Слабой утехой Еразма было неожиданно быстрое распространение его «Повести о Петре и Февронии». Её списки разлетелись сперва по Новгороду и Пскову, самым грамотным городам России, потом – на север и восток. Особенно часто вспоминали Февронию – в упрёк своим недобрым жёнам или при виде запустения. С удовольствием пересказывали, как княжеский повар порубил на костёр молодые деревца, а Феврония оживила их... Пошли гулять муромские загадки и пословицы – о доме без ушей и глаз, то есть без собак и детей, о древолазах, глядящих на смерть сквозь ноги. Когда создание твоё поминают всуе даже те, кто не читал его, это и означает славу.

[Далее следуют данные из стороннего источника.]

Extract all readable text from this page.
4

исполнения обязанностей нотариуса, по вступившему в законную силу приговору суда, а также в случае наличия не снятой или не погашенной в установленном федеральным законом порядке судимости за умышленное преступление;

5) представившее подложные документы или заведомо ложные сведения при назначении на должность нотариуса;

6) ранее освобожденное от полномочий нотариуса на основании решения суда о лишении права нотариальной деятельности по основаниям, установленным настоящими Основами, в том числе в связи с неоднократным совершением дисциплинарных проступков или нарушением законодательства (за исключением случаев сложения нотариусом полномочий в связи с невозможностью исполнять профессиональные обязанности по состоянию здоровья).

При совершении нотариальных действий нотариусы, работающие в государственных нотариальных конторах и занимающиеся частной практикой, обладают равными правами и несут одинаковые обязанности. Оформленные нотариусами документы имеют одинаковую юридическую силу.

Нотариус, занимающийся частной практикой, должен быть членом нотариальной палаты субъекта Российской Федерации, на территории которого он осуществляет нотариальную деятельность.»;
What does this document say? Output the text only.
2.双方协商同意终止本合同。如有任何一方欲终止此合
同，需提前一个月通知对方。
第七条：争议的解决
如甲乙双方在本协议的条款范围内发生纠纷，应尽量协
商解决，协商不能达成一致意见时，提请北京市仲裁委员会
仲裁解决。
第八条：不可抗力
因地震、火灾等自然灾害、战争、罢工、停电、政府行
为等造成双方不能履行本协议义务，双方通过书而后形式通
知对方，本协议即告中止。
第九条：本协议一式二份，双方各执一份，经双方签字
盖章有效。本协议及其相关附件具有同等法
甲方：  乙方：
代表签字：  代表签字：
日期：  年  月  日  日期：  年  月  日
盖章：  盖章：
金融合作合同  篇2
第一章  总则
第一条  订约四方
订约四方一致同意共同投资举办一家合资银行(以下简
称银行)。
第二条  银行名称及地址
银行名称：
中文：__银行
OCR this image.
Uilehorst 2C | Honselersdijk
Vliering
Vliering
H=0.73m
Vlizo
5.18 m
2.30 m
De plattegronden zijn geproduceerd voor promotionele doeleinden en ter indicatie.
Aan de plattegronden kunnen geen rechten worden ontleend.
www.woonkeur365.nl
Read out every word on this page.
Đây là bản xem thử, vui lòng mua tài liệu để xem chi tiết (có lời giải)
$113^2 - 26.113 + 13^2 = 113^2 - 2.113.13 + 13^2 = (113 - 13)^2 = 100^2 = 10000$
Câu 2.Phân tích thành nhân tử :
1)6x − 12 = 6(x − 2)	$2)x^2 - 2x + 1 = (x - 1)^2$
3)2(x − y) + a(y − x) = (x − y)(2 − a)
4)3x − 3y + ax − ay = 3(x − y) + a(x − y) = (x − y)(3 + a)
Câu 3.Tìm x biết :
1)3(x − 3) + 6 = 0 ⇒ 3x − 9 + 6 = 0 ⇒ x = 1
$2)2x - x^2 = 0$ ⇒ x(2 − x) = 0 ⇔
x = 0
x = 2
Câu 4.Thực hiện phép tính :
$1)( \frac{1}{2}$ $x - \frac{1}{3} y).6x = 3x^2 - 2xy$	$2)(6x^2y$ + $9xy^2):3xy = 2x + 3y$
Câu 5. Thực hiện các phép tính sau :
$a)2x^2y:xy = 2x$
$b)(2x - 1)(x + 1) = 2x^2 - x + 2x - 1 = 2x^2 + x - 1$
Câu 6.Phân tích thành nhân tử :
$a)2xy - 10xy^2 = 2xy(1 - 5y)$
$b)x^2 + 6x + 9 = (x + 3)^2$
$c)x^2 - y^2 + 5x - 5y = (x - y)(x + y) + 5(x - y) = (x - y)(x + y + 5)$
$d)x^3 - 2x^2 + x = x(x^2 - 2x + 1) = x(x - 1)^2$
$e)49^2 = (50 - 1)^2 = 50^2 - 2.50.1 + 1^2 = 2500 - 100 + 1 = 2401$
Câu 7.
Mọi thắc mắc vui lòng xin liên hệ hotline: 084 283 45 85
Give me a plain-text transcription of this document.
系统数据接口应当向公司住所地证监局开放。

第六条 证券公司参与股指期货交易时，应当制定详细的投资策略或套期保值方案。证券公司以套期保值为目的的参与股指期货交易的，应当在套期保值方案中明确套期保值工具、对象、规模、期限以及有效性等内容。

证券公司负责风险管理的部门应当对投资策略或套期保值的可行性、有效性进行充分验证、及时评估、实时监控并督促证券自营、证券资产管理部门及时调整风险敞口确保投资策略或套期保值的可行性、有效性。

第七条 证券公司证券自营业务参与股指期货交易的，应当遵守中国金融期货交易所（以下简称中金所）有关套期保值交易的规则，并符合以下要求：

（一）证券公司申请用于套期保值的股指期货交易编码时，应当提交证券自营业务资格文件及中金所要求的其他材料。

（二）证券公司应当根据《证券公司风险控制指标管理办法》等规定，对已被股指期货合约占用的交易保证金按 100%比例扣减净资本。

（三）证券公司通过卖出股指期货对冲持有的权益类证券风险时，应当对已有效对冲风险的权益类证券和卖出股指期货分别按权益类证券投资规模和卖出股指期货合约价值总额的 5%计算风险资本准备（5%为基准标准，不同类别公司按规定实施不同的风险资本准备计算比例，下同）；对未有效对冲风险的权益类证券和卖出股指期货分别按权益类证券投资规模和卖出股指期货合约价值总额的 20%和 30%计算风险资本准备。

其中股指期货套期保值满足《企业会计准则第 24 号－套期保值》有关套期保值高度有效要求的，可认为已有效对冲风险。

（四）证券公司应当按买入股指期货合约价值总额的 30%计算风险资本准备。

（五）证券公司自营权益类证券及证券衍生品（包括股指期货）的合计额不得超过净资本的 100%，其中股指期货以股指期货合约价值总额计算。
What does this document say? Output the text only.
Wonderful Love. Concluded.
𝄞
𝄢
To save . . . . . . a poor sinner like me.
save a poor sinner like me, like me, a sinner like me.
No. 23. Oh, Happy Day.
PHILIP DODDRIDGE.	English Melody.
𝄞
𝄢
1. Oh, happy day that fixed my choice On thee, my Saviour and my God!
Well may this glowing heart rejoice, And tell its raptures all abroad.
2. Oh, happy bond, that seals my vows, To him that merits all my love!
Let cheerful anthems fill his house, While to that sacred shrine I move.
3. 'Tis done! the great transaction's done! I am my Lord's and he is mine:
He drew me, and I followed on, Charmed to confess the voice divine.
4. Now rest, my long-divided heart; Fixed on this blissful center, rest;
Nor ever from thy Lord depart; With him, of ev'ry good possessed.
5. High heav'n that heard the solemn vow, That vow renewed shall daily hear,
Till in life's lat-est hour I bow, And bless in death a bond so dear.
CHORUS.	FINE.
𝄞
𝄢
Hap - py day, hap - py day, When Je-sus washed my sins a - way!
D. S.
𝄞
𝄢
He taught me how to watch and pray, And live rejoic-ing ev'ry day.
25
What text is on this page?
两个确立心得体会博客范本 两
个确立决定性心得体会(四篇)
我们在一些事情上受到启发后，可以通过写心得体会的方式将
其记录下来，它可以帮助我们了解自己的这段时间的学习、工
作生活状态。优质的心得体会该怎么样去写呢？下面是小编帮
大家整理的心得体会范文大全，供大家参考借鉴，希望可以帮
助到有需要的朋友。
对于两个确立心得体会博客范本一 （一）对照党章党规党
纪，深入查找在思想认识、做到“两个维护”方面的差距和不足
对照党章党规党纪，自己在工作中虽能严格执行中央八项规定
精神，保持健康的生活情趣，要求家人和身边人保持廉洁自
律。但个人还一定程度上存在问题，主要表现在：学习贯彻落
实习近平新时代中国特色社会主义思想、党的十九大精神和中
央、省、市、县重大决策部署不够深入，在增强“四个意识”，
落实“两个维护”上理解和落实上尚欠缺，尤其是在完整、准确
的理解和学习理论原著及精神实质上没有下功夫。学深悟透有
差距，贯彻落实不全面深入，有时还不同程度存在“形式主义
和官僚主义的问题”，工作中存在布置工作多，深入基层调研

Слава пришла к Еразму нежданная и не сказать чтобы радостная. Она не утоляла его жажды общеполезной деятельности. Не устремлённый ввысь и вдаль, взгляд его поневоле мельчал. Вдруг вздумалось Еразму бороться с пьянством, действительно распространившимся в родном празднолюбивом городе. Одна из главных причин, возможно, была названа в повести «О Псковском взятии»: «...не мочно во Пскове стало жити, ано земля не расступится, а вверх не взлететь...» Еразм обрушился не на причину, а на следствие, ругал корчмы. Да чтобы люди в пьяном виде друг друга не убивали, призвал издать указ кузнецам – ковать ножи с тупыми лезвиями. Этот призыв он белыми нитками пришил к своей «Правительнице» и вновь отправил её в Москву.
Конечно, безответно. К тому времени и покровитель его Сильвестр подумывал о Соловецком монастыре. В недрах московской власти вспухало несогласие, сам Адашев попал в опалу. В суть разногласий Еразм не вникал – на его взгляд, одни волки задирали других, и никого не было жаль. Новые хищники продолжили войну, но уже не за южную райскую землицу, а за ливонскую, обихоженную закрепощёнными крестьянами, «живую», по выражению московских переписчиков. Своя тем временем пустела...
Две книги вышли из-под его дрожащего от слабости пера – Большая и Малая трилогии. В них он клеймил не воинников-дворян, а лишь еретиков.